Jeran Wittenstein and Ryan Vlastelica for Bloomberg:
Entertainment giant Walt Disney Co. recently joined a long list of potential acquisition targets that over the years has grown to include Netflix Inc., Tesla Inc., Peloton Interactive Inc. and Sonos Inc. They all have one thing in common: Anyone betting that Apple would buy them has so far been sorely disappointed.
“You’re probably missing the value of the business if you think the key catalyst for investment is a major acquisition,” said Kevin Walkush, portfolio manager at Jensen Investment Management. “It’s a low-probability bet.”

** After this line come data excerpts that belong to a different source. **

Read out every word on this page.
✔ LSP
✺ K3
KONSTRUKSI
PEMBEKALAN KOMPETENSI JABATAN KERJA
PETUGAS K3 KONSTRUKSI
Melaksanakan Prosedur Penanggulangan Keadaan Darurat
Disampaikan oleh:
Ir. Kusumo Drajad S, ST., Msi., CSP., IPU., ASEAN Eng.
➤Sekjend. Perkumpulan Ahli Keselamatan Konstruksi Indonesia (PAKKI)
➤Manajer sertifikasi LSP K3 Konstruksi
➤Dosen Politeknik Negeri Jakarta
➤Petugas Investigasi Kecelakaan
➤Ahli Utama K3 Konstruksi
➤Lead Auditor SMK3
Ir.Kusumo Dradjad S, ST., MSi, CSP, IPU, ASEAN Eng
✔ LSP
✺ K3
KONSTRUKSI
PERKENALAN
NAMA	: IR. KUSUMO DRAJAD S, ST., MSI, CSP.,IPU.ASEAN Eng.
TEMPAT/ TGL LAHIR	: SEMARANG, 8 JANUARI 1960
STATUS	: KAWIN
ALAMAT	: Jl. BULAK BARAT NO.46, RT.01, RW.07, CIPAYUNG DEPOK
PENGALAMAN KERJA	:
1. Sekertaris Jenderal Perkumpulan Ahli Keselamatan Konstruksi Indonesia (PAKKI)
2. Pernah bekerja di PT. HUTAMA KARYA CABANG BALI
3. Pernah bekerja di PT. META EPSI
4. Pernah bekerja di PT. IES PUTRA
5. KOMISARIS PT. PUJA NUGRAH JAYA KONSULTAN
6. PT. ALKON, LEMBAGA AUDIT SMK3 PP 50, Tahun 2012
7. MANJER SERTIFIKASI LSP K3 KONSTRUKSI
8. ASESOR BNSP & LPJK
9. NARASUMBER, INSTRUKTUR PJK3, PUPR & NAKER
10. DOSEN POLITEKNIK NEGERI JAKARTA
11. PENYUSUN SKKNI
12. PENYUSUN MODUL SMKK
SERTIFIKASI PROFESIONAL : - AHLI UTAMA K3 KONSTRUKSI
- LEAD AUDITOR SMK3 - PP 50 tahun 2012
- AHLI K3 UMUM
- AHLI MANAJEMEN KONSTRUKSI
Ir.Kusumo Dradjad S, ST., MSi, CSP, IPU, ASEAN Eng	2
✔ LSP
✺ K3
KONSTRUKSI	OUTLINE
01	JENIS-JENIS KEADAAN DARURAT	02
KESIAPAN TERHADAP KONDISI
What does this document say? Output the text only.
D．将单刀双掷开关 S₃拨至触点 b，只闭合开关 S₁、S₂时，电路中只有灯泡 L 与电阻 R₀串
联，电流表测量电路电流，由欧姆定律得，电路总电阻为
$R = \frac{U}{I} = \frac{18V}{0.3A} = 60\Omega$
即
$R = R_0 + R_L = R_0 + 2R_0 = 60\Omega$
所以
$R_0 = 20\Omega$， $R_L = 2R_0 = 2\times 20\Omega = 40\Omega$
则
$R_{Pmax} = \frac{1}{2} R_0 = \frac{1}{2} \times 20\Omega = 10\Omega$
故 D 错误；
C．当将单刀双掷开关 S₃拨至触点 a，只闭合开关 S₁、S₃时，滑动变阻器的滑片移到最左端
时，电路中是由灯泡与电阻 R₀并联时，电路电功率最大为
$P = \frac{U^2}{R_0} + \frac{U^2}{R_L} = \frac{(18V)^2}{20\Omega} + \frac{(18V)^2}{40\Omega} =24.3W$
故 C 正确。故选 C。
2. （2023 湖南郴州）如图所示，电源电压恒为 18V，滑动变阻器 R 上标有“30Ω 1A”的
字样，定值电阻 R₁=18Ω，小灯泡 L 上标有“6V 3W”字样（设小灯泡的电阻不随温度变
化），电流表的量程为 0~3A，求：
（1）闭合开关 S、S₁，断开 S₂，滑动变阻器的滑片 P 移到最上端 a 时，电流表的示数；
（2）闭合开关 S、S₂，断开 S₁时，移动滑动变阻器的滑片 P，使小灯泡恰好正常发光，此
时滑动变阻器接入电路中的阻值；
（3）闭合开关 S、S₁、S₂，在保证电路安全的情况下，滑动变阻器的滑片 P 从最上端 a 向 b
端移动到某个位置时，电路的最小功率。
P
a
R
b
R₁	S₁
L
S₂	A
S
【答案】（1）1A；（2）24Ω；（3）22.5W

“Not doing a big deal hasn’t impacted them and if it ain’t broke, don’t fix it,” said Gregg Abella, chief executive officer of Investment Partners Asset Management, which holds the stock. “I’m pleased that Apple has a lot of discipline in this regard.”
Apple’s biggest purchase in its history was the $3 billion takeover of Beats Music and Beats Electronics in 2014. Microsoft’s pending acquisition of video game maker Activision Blizzard is valued at $69 billion…
Instead of splurging on deals, Apple returns much of its excess cash to shareholders via share buybacks and dividends. Those expenditures totaled more than $100 billion in fiscal 2022 and it still had $165 billion in cash, cash equivalents and marketable securities, as of Dec. 31.
MacDailyNews Take: As we wrote earlier this week, “Tim Cook has shown no appetite for mega acquisitions. Disney’s price tag would be at least $200 billion. Apple’s largest acquisition ever occurred in 2014, when the company acquired Beats Electronics for a mere $3 billion, a relatively paltry drop in the bucket (in Apple’s last-reported quarter, the company posted revenue of $117.2 billion. Apple’s revenue for calendar 2022 was $387.537 billion).”